The debate around the business case for social continues to rage. Respectable business figures are arguing both sides of the issue with unbridled passion.
While some of these positions are provocative and garner a lot of attention, they’re not terribly useful for informing good decision making, as they largely miss the kind of key insights and data that provide a balanced perspective.
In my previous columns, I laid out a practical approach and data supporting the business case for using social to drive sales. In this column, I expand the frame to include an applied framework for brand, marketing, customer service, and insights.
The need for such a discussion became apparent during a recent reading of Forrester Analyst Sucharita Mulpuru’s “State of Retailing Online 2011” study. There were two statistics that stayed with me because they indicate widely held misperceptions about the value of social. In the study, when online retailers were asked, “To what extent do you agree with the following statements?”
- 62 percent responded the returns on social marketing were unclear
- 68 percent responded that if Facebook went away tomorrow, it would not adversely affect web sales.
These responses are due in large part to poor strategies, a lack of programming coordination, and a failure to capture real business return. I’m betting Amazon and eBay were not included in this study, given that in October 2010, they received 7.7 percent and 4.7 percent of traffic from Facebook, respectively. Even if that traffic converted at 25 percent of their conversion rate (but I suspect it was higher), that’s real money to be plugged into a business case model!
The reasons the business case for social is unclear include:
- Marketers are overly focused on social media, rather than social commerce. In the executive suite, a business case for media is not credible; the business case for sales is very credible.
- CMOs are too enamored with ad agency-driven programs. Ad agencies are more adept at brand building and marketing communications than driving sales.
- No one in the organization is accountable for social business performance, and no formal coordination exists across brand marketing, corporate communication, and the online division of a multichannel effort. Therefore, no coordinated mechanism for measurement and learning across social programming exists.
- Resources are not deliberately applied in a structured way to achieve a strategic outcome. No executive can tell a cohesive, fact-based story.
- Confusion exists around which social tool to apply to achieve the desired outcome. The organization is not operating within a framework that drives to the desired business outcome.
The organizations that are getting real business results from social have made meaningful traction to solve these key issues.
I’ve introduced two key frameworks that have been adopted by executives at financial services, media, retail, travel, B2B, and branded manufacturing companies. These frameworks address all the key issues listed above.
- The “Themes in Social” framework (see below). Deconstructing “social” into the core themes demystifies an overly broad category and structures the approach to deriving business value.

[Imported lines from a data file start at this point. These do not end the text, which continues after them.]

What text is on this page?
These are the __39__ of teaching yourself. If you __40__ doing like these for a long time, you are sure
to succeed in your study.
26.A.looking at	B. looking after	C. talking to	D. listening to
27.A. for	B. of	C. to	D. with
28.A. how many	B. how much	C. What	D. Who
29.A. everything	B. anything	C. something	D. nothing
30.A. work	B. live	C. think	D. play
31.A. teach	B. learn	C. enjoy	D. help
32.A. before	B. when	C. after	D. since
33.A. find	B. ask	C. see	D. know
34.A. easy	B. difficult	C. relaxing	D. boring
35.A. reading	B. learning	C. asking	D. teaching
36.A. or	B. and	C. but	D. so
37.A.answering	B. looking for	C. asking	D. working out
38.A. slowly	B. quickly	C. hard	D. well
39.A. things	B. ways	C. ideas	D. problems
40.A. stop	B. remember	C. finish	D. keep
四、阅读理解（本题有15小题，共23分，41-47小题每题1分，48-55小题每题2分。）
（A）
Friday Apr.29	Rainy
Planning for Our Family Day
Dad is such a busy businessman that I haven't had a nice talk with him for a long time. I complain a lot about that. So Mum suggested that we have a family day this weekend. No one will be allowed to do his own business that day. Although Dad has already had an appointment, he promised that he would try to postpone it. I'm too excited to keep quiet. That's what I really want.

- The “Social Programming” framework. This framework, which I’ll publish in a future post, applies these themes to actionable, in-market programming, with examples of who is doing it well.
In summary, a business case in social is emerging. I advise executives to:
- Be coordinated. Use a framework to coordinate the conversation and programming across the range of groups internally that are deploying resources against “social.” One framework that resonates across industries and functions is included above.
- Be deliberate. Recognize that there are many social programs that can be deployed against a range of brand, marketing, sales, customer service, and insights outcomes. Deploy the right program for the right outcome.
- Learn and adjust. It is early days. Executives are testing a wide range of programming, which I encourage. Test and learn in a deliberate way such that patterns of performance are seen. Make adjustments by stopping what’s not working, starting where you haven’t tested, and continuing where performance results emerge – the basic input required for a business case.